The use of Kiswahili in schools debate

“The pro-English arguments are largely technical and international: They reject Kiswahili for now (if not for ever) because there are not enough scientific terms, not enough books, the cost would be prohibitive, we need an international language; English is the doorway to science and technology; we have to communicate with other peoples. if we change the medium to Kiswahili, English would die since there would be no incentive to learn it.”

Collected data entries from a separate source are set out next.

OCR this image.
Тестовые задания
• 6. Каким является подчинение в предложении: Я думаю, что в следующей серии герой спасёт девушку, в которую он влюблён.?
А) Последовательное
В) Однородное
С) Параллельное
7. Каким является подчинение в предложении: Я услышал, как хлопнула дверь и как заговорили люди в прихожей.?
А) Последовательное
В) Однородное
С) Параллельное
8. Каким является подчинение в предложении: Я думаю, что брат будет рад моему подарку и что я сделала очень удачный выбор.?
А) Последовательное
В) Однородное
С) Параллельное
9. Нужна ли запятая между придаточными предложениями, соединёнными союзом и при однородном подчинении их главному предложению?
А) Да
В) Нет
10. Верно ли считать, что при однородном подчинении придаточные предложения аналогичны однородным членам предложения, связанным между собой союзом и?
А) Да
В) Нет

“The pro-Kiswahili debaters emphasizes the pedagogical aspects, that children learn better in a language that they know best, the general lack of English mastery among teachers and pupils, the alienating role of English in Tanzania, the danger of sacrificing knowledge to foreign language acquisition, the need to democratize education, national and cultural pride.”

A silver lining Suffice it to say that the rise and spread of Kiswahili from a community language to a lingua franca, and finally a national language, was largely demand driven in the socio-economic sens

The UNESCO take

The World Mother Tongue Day was this year themed: Quality education, language(s) of instruction and learning outcomes. In line with Sustainable Development Goal 4 on education of the 2030 Agenda, this year's theme emphasizes the importance of appropriate languages of instruction, usually mother tongues, in the early years of schooling.

It facilitates access to education – while promoting fairness – for population groups that speak minority and indigenous languages, in particular girls and women; it raises the quality of education and learning achievement by laying emphasis on understanding and creativity, rather than on rote and memorisation.

On 16 May 2007 the United Nations General Assembly in its resolution A/RES/61/266 called upon Member States 9Tanzania included) "to promote the preservation and protection of all languages used by peoples of the world".

By the same resolution, the General Assembly proclaimed 2008 as the International Year of Languages, to promote unity in diversity and international understanding, through multilingualism and multiculturalism.